Archeological Headquarters Mikulčice
Mikulčice, lokality Trapíkov
2010 – 2013
|Team:||Miroslava Blechová, Jakub Kovářík, Viktor Kvita, Petr Pelčák, Alena Superatová, Marcela Uřídilová (project supervisor)|
|Art work:||prints/ painter Jaroslav Blažek|
|Investor:||Archeologický ústav AV ČR, Brno, v.v.i.|
|Awards:||2017 shortlisted for the Czech Architecture Award 2017|
|2015 shortlisted for the European Prize for Architecture – Mies van der Rohe Award|
|2015 shortlisted for the Piranesi Award|
|2015 Grand Prix of the Community of Architects, honourary mention in the category of new structures|
|2013 Honourary Mention, Structure of the Year in the Zlín region, category Structures Realized outside the Territory of the Zlín region|
|Photographs of the model:||David Židlický|
The designing of an archaeological headquarters is a wonderful task, but quite difficult due to building a structure in an “empty” landscape and due to the fact that you are entering a territory which could contain graves under your feet. You thus come across history not only in a meadow, but in the woods. We worked in this kind of setting on the site of a Great Moravian fortified settlement from the ninth century. In order for the structure to fit in with the open landscape, it has a small scale made up of a compact, abstract and firm, seemingly cut, body, which lacks the characteristic attributes of a house, such as doors, windows or a roof.
It fits in with the landscape in terms of its appearance and shaping with the cut of the entrance to the cour d’honneur being an opening in the growth along the motorway with through this, a view of the meadowlands spread out to the south-east where the fortified settlement is also located. The traditional material employed, firm natural plastering enclosing the volume and the raw wood of the sunshade and the bays, serve to link up with the ancient world of Great Moravia. Its protruding body and the shaping of the shed roofs seem to be linked with the movement of the structure moving outward from the fortifications of the alluvial forest into the open fields.

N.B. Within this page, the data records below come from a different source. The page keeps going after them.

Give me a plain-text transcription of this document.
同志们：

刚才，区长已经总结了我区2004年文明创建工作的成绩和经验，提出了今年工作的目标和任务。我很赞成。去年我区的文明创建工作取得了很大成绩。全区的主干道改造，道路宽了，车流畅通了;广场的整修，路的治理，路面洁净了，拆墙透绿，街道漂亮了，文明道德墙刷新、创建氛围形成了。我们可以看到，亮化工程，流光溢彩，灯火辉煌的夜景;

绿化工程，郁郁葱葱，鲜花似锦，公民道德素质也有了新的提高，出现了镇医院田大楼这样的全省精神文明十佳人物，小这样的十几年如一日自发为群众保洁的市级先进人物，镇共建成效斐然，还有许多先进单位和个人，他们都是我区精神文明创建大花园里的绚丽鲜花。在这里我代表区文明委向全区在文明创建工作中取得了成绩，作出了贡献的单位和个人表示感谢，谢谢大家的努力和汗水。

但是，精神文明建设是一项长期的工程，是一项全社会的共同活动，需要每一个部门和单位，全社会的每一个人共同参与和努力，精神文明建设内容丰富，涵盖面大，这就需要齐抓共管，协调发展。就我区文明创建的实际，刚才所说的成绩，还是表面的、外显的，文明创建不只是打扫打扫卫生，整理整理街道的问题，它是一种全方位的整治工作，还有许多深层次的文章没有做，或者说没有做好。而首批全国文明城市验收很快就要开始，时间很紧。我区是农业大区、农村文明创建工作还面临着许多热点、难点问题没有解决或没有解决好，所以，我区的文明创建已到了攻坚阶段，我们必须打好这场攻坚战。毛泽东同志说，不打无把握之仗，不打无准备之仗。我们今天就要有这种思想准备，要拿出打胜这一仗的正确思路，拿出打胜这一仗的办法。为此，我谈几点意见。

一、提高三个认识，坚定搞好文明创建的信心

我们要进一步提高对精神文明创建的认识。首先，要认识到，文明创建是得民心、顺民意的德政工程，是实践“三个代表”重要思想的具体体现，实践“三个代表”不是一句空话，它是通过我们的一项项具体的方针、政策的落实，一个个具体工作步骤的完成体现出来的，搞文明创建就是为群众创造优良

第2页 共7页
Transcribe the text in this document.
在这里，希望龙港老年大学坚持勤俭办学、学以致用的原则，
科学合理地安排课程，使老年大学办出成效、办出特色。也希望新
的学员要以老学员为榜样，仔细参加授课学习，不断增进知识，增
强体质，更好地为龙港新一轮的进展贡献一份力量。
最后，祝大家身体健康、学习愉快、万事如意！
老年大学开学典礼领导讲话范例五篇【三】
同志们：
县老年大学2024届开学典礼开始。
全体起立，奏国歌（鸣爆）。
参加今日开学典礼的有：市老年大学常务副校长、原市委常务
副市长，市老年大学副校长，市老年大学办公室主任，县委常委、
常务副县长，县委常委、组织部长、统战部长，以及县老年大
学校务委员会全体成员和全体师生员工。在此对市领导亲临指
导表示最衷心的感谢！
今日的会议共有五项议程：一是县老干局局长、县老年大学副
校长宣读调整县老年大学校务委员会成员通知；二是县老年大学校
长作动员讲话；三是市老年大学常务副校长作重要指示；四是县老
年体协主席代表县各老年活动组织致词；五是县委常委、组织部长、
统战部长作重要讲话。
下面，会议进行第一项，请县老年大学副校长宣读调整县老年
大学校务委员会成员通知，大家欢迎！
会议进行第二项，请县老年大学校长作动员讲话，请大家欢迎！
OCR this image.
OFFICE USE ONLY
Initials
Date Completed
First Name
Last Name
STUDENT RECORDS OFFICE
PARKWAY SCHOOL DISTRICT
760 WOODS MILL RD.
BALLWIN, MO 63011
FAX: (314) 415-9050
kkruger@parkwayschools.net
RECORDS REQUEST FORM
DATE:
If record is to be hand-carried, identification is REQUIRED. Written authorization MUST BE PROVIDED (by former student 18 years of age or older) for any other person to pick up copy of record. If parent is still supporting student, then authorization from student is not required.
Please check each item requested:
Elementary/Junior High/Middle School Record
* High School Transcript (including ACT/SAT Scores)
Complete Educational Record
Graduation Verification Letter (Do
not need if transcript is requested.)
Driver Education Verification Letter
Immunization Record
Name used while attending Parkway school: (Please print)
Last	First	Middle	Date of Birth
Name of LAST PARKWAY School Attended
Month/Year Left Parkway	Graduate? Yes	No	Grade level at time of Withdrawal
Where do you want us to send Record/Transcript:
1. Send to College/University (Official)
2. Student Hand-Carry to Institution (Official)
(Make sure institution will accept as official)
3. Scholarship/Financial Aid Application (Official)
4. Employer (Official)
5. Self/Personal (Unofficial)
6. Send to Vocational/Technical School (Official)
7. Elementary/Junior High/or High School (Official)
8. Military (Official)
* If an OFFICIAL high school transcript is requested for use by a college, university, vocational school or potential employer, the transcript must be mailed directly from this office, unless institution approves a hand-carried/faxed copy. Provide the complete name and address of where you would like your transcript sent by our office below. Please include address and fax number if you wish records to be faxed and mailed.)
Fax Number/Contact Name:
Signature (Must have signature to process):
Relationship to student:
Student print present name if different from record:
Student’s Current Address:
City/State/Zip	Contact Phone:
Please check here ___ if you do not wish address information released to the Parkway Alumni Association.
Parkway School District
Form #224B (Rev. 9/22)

The internal atrium and the entrance cour d’honneur are “cut” into the volume of the building, with these cuts dividing it up into three wings. In a similar manner as the sections of a city meet up at the main square, the particular wings of the building meet up in the public space, in the entrance hall which is also the meeting room and the conference hall. And just as particular city quarters have their own distinct character, the particular wings of the structure have their own look and orientation to the points of the compass. Each of them is assigned a different function and their distinct characters and atmospheres make permanent use of the structure easier for both living and working. One city area, that is one wing, is for housing, one for working, while another wing is for administration.
The floors are also completely distinct just as the wings of the structure. People make use of the ground floor while in contrast the first floor, apart from being used for seasonal accommodation of students and holiday temporary workers, is designated for other things. The metal, ceramic and wood findings housed here in the depositories do not require air adaptations and consequently the entire building is not equipped with air conditioning or cooling despite being located on a site with high summer temperatures.
The arrangement of the building is key for the energy savings in terms of operations. The volume of the floor with the depositories and the engine rooms serves to insulate the ground floor year round which is designated as a workplace for employees and which consequently provides them with a pleasant climate. The laboratories with large windows open out towards the soft northern light. The structure’s shortest facade without window openings faces west, that is to the side with the most sunlight. The windows to the south are shaded by a wood sunshade on the first floor and by a deep awning on the ground floor along with wooden bays with window shutters which provide privacy and the safety of a living area.